In Münster wurden die aus der UdSSR Verschleppten von amerikanischen Truppen befreit. Die ließen es sich nicht nehmen, für die zahlreichen Kinder unter den Zwangsarbeiterinnen und Zwangsarbeitern eigene Schulen einzurichten. Die deutschen Behörden hatten (1944) insgesamt etwa 75.000 "Ostarbeiterkinder" registriert; heutige Interessenvertreter auf dem Gebiet der ehemaligen Sowjetunion gehen von über 550.000 Betroffenen aus. Sie wurden entweder als kleine Kinder mit ihren Eltern gemeinsam deportiert oder erst in Deutschland geboren.
Generell kommen in dem Buch entsprechend dem späten Zeitpunkt der Befragungen vor allem junge Jahrgänge von Zwangsarbeitern zu Wort. Ihnen haben die Jahre in Deutschland tatsächlich die "Jugend geraubt", wie es vielfach heißt - die nachträgliche Wertung der Zwangsarbeit als eine "Art Abenteuer" (126) ist eine isolierte Stimme. Als betagte Rentner sind die Verschleppten heute den spät- und postsowjetischen gesellschafts- und wirtschaftspolitischen Verwerfungen in besonderer Weise ausgesetzt. Von daher lesen sich die Briefe zugleich als bestürzender Armutsbericht aus den entsprechenden Ländern. Die spärlichen Kompensationszahlungen der Bundesrepublik, die die Betroffenen erst nach langwierigen Prozeduren auch der eigenen Behörden erreichen, sind da wahrlich nur ein Tropfen auf dem heißen Stein. Aus der Perspektive der Betroffenen stellt sich ihre Lebenssituation heute nahezu als Fortsetzung der negativen Erfahrungen nach der Repatriierung dar. Die "Heimat" behandelte die heimkehrenden Bürger mit Ver- und Missachtung. Der Zwangsaufenthalt in der Fremde wurde bis zum Ende der UdSSR sorgsam in den Papieren vermerkt, die stalinistischen Filtrationen wirkten in beruflichen u. a. Nachteilen weiter. Bis in die 1990er-Jahre hinein verschwiegen daher selbst Eheleute voreinander, dass sie als Kinder in Deutschland gewesen waren! (303)
Die doppelte Belastung der "Opfer zweier Diktaturen" (Pavel Poljan) war weit mehr als nur wirtschaftlicher Natur.

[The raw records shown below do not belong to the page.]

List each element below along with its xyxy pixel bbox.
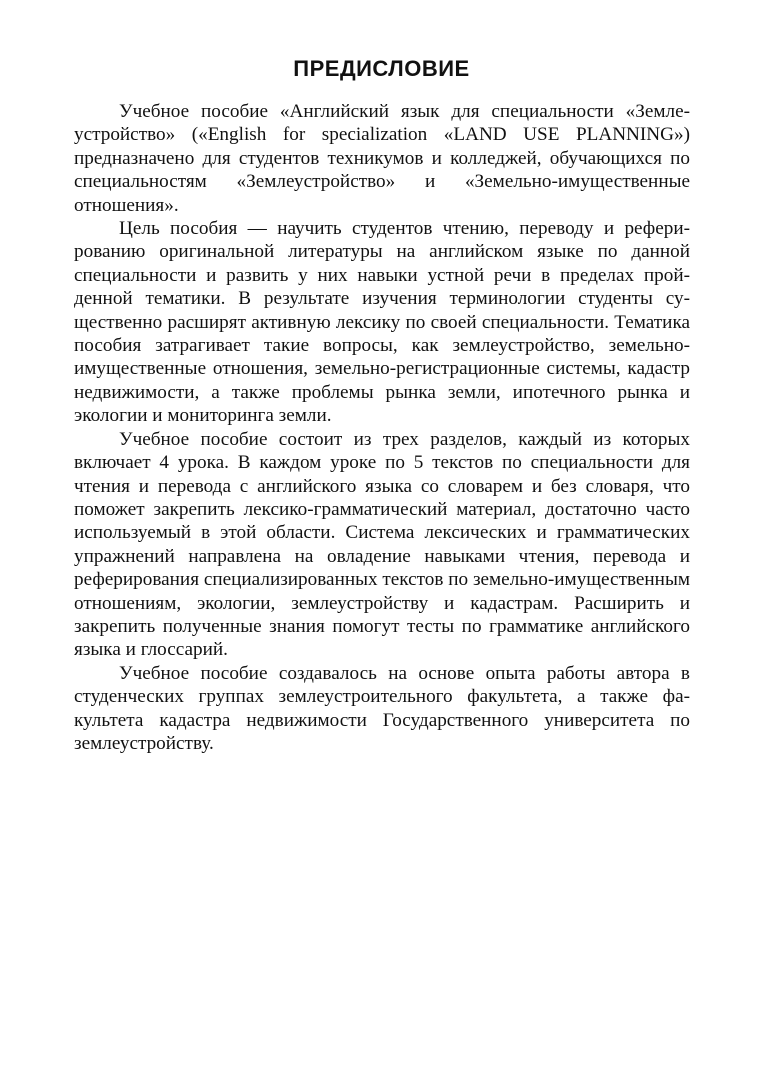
- preface-body: [74, 100, 690, 755]
- paragraph-2: Цель пособия — научить студентов чтению, переводу и реферированию оригинальной литературы на английском языке по данной специальности и развить у них навыки устной речи в пределах пройденной тематики. В результате изучения терминологии студенты существенно расширят активную лексику по своей специальности. Тематика пособия затрагивает такие вопросы, как землеустройство, земельно-имущественные отношения, земельно-регистрационные системы, кадастр недвижимости, а также проблемы рынка земли, ипотечного рынка и экологии и мониторинга земли.: [74, 218, 690, 427]
- paragraph-1: Учебное пособие «Английский язык для специальности «Землеустройство» («English for specialization «LAND USE PLANNING») предназначено для студентов техникумов и колледжей, обучающихся по специальностям «Землеустройство» и «Земельно-имущественные отношения».: [74, 101, 690, 216]
- paragraph-4: Учебное пособие создавалось на основе опыта работы автора в студенческих группах землеустроительного факультета, а также факультета кадастра недвижимости Государственного университета по землеустройству.: [74, 662, 690, 754]
- paragraph-3: Учебное пособие состоит из трех разделов, каждый из которых включает 4 урока. В каждом уроке по 5 текстов по специальности для чтения и перевода с английского языка со словарем и без словаря, что поможет закрепить лексико-грамматический материал, достаточно часто используемый в этой области. Система лексических и грамматических упражнений направлена на овладение навыками чтения, перевода и реферирования специализированных текстов по земельно-имущественным отношениям, экологии, землеустройству и кадастрам. Расширить и закрепить полученные знания помогут тесты по грамматике английского языка и глоссарий.: [74, 428, 690, 661]
- page-title: ПРЕДИСЛОВИЕ: [293, 56, 470, 81]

Die gesundheitlichen Folgeschäden kommen in zahlreichen Briefen zur Sprache. Der jahrelange psychische Druck, den Verfolgung und Verschweigen mit sich brachten, lässt sich nur erahnen. Schwarze verweist in Anlehnung an die Beobachtungen Merridales über die russische Nachkriegs- und poststalinistische Gesellschaft zu Recht auf die monologisierende, mitunter monotone Berichterstattung der Betroffenen. Ihnen boten die Anfragen aus Deutschland ein Ventil, sie lösten zugleich aber auch lang unterdrückte Erschütterungen aus. [2]
Auf diese Weise bietet die Dokumentation eine wahre Fundgrube nicht nur für regionalgeschichtliche, sondern etwa auch für beziehungsgeschichtliche oder vergangenheitspolitische Forschungen. Angesichts dieses Eigenwerts der Briefe ist es bedauerlich, dass der Begleitkommentar im Detail und im Tenor oftmals unbefriedigend oder ungenau ist. Das beginnt schon mit der Erläuterung zum Titelfoto: Die bittere Armut etwa, in der die Heimkehrerin Feodosia Sokolova 1946 leben musste, erlebten auch Millionen nicht-deportierter sowjetischer Bürger. Schließlich erscheint, auch wenn man von argumentativen Sprüngen absieht (21, 24), der interpretative Rahmen Schwarzes, der recht holzschnittartig und unverbunden Kapitalismus-, Kolonialismus- und Patriarchatskritik aneinander reiht, wenig überzeugend. Versteht man Weltgeschichte als deskriptive Beschreibung von Gewalttaten, lässt sich natürlich eine Linie von den Hexenverbrennungen über Nationalsozialismus und Stalinismus bis hin zu fundamental-islamistischen Terrorattacken ziehen (13 f.). Damit begibt man sich allerdings wieder auf die überholte Suche nach der vermeintlich tiefen Grundidentität totalitärer Systeme (14), die bei genauem Hinhören in der Sprache der Opfer keinen Rückhalt findet.
Anmerkungen:
[1] Vgl. Karola Fings (Hg.): Begegnungen am Tatort. Besuchsprogramme mit ehemaligen ZwangsarbeiterInnen, Kriegsgefangenen und KZ-Häftlingen. Ein Leitfaden, Düsseldorf 1998; NS-Dokumentationszentrum der Stadt Köln (Hg.): Jahresbericht 2003/2004, Köln 2005; Katharina Hertz-Eichenrode: "Ich hätte nichts dagegen, noch einmal nach Hamburg zu kommen". Erfahrungen aus dem Hamburger Besuchsprogramm für ehemalige Zwangsarbeiterinnen und Zwangsarbeiter, in: Zwangsarbeit und Gesellschaft, Bremen 2004, 180-185.
[2] Catherine Merridale: Night of stone. Death and memory in Russia, London 2000.